How to build a 13-week cash flow forecast on Starch
A 13-week cash flow forecast is a rolling, week-by-week view of what hits your account and what leaves it — covering roughly one quarter ahead. It's different from your P&L (which is accrual-based and backward-looking) and different from a runway calculation (which averages your burn rate). A 13-week forecast tracks timing: when does the customer invoice actually clear, when does payroll hit, when does the rent ACH go out. That timing gap is where operators get into trouble.
What this looks like in practice varies. A SaaS company cares about Stripe payouts landing before payroll. A services firm cares about client payment cycles and contractor disbursements. A product business cares about inventory outlays and when wholesale receivables clear.
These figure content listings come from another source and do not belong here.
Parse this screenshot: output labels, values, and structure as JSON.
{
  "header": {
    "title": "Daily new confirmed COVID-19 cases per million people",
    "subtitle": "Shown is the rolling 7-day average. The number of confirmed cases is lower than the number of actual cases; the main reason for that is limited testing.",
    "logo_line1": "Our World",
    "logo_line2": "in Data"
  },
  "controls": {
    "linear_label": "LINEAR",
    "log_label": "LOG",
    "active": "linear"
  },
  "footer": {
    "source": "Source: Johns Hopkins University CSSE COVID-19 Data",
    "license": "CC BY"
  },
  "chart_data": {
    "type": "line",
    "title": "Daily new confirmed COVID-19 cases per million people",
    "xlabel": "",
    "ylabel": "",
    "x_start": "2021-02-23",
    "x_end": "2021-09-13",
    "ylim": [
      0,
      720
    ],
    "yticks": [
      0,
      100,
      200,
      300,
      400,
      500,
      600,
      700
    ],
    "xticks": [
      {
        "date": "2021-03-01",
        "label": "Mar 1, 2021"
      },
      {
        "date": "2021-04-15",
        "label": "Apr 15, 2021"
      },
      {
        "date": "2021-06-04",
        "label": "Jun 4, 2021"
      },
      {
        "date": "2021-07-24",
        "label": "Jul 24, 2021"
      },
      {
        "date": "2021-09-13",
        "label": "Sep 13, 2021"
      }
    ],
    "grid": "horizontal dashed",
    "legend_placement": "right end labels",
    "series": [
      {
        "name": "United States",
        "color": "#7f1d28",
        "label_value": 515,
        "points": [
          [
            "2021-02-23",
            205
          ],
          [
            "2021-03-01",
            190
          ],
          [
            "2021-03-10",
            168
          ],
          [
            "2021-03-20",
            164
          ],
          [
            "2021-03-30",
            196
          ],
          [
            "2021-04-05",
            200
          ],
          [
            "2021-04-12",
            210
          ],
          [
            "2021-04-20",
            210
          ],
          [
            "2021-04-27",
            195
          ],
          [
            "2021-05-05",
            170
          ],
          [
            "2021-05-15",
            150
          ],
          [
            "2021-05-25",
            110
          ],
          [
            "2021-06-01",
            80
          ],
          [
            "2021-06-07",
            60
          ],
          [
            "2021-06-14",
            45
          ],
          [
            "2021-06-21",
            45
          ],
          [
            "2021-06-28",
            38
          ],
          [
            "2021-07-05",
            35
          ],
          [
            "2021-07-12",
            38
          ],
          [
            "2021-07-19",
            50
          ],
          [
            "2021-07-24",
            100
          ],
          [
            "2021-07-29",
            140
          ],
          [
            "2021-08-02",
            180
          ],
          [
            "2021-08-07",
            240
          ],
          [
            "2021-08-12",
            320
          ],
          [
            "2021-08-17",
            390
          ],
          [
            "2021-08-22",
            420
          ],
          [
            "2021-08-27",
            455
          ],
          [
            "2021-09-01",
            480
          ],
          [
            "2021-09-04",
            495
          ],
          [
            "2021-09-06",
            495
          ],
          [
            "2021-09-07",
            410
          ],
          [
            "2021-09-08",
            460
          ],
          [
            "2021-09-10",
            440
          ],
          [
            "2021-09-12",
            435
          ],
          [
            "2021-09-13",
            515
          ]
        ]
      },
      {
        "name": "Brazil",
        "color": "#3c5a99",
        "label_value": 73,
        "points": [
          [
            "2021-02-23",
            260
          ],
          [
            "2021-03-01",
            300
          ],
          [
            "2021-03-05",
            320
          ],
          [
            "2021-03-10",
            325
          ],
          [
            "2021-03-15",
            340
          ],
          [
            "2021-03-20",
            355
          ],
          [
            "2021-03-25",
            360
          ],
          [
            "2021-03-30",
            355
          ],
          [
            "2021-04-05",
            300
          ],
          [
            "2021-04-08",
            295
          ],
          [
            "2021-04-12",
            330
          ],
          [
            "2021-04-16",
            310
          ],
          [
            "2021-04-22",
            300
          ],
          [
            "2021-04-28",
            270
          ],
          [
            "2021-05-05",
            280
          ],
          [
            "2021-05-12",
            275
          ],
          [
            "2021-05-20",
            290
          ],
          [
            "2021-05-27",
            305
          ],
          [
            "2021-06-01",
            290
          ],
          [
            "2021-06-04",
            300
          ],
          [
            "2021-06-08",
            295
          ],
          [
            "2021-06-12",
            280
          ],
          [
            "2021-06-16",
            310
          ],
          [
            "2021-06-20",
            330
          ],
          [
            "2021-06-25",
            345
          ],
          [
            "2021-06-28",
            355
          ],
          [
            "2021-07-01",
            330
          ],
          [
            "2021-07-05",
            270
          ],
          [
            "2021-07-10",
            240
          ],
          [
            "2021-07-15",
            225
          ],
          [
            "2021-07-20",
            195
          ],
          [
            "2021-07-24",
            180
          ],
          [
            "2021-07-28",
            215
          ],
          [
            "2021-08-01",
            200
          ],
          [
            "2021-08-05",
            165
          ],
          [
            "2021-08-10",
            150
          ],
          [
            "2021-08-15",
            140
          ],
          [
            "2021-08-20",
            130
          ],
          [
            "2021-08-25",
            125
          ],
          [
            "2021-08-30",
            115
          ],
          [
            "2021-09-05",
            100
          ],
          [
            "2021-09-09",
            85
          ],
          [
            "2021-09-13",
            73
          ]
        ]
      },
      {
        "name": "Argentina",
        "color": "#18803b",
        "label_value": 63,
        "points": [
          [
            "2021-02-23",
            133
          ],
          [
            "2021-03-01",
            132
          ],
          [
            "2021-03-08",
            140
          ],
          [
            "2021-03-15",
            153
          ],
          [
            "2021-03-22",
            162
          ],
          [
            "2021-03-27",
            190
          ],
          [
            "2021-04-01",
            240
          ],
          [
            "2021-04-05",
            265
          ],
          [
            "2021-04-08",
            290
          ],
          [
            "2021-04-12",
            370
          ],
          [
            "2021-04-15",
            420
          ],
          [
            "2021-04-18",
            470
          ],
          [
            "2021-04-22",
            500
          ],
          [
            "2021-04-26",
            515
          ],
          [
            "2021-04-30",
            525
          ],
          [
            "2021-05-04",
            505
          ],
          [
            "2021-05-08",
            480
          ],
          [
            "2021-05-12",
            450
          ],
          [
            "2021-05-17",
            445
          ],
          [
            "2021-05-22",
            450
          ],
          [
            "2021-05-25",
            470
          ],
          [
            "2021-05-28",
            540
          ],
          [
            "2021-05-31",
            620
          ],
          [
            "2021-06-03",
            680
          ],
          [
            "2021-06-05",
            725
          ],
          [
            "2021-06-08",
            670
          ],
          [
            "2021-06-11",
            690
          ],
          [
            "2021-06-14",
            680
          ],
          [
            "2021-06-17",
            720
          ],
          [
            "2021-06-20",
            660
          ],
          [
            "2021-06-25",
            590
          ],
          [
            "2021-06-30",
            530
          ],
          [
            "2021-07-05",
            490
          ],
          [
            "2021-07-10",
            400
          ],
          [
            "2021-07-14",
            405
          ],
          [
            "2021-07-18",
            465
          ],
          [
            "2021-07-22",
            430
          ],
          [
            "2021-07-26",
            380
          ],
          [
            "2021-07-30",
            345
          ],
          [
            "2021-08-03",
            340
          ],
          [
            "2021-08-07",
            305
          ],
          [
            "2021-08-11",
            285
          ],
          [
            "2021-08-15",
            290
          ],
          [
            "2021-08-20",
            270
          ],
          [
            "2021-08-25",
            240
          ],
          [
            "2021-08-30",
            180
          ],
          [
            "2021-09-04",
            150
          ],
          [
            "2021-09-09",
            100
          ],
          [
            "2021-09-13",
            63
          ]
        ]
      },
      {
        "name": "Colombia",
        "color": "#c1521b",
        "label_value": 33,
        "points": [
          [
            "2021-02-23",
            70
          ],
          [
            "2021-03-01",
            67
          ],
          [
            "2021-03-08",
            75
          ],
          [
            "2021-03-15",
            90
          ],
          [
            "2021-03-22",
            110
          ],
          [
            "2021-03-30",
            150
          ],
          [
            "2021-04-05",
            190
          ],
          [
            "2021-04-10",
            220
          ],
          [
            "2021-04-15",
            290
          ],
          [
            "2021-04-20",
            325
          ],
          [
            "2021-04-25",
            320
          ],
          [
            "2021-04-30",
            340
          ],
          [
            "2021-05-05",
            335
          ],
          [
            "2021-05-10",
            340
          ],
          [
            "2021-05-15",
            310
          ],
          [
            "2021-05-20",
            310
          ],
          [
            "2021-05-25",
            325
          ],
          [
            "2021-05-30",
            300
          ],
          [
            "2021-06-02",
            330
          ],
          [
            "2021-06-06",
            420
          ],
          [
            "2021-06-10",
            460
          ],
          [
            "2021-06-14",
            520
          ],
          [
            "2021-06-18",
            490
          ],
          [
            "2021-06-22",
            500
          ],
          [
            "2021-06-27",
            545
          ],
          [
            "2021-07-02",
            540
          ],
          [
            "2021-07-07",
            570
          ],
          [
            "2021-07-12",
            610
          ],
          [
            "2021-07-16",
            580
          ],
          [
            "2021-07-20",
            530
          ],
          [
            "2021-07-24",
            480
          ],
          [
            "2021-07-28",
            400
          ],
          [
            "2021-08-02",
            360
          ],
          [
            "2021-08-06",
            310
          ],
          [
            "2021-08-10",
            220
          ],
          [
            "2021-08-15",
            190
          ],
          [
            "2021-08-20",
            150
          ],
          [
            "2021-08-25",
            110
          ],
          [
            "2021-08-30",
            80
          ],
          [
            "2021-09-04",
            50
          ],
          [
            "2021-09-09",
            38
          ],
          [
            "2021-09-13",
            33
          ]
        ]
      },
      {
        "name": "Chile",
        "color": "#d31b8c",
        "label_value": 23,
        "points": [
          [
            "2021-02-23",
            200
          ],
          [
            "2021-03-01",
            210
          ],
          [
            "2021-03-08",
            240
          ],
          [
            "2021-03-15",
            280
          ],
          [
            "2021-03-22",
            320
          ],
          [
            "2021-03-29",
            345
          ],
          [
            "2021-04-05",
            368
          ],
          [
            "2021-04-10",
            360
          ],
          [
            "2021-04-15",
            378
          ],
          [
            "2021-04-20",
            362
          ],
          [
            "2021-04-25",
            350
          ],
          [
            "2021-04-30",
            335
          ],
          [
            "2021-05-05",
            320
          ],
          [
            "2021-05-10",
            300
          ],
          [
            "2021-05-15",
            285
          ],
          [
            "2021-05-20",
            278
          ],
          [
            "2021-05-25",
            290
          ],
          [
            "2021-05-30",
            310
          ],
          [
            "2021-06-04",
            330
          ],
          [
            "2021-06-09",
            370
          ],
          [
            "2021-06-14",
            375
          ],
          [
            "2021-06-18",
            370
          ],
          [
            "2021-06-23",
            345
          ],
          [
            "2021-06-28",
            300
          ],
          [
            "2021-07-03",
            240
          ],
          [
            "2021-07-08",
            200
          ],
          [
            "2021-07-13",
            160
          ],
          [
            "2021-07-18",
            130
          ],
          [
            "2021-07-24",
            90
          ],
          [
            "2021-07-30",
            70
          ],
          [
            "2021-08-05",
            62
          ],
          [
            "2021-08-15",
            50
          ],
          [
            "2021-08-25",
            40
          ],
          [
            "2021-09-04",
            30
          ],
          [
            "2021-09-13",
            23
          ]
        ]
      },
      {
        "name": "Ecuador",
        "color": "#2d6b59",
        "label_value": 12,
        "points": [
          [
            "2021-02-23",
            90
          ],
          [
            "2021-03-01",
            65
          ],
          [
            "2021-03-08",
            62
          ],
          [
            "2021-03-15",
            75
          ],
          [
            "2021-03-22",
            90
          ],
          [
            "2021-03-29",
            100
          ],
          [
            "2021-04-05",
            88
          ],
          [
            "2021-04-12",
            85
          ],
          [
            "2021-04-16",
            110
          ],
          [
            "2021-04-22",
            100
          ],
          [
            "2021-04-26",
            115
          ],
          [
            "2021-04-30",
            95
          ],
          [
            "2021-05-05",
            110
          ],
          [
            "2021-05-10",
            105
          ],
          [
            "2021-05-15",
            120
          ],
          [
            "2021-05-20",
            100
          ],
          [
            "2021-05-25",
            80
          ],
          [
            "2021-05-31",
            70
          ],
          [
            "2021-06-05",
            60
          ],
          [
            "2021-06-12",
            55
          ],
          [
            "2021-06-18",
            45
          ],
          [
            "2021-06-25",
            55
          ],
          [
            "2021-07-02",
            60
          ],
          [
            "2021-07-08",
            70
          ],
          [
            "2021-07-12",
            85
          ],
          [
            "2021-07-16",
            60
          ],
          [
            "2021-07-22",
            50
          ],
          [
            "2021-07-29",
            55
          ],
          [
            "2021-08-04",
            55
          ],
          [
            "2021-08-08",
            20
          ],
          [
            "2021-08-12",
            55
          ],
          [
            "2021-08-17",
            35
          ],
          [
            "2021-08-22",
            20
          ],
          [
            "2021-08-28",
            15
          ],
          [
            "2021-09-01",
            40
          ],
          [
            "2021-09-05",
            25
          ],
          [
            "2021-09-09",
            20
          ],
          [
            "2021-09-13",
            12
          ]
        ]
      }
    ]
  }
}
The mechanics differ, but the need is identical: know what your account balance will actually look like, week by week, before it happens instead of after.
On Starch, your real bank balance and Stripe revenue are always in the forecast — no manual exports, no waiting for your bookkeeper. You end up with a weekly cash dashboard that updates automatically, shows each major outflow category as its own row, and flags the weeks where the balance gets tight. If you want a Slack message every Monday with the week's opening balance and any red-flag weeks ahead, that's there too. The forecast you have on Tuesday morning reflects what actually happened on Monday, not what you last entered into a spreadsheet two weeks ago.
Why it matters
Cash surprises kill otherwise healthy businesses. A company can show profit on paper and still miss payroll because receivables cleared two weeks late. Getting the 13-week forecast right means you see a thin week coming with enough lead time to draw on a credit line, accelerate collections, or delay a discretionary purchase. Getting it wrong means you're reacting — moving money in a hurry, making bad vendor decisions under pressure, or discovering a shortfall the week it's already a problem.
Common pitfalls
The most common mistakes: using your accounting software's cash balance instead of your actual bank balance, so you're forecasting from a number that's already days stale. Conflating accrual revenue with cash received — a signed contract is not a deposit. Building the forecast once after a board meeting and not updating it when a big customer pays late or an unexpected vendor charge hits. And using monthly buckets when the critical events — payroll, rent, a large supplier payment — all fall in specific weeks that a monthly view completely obscures.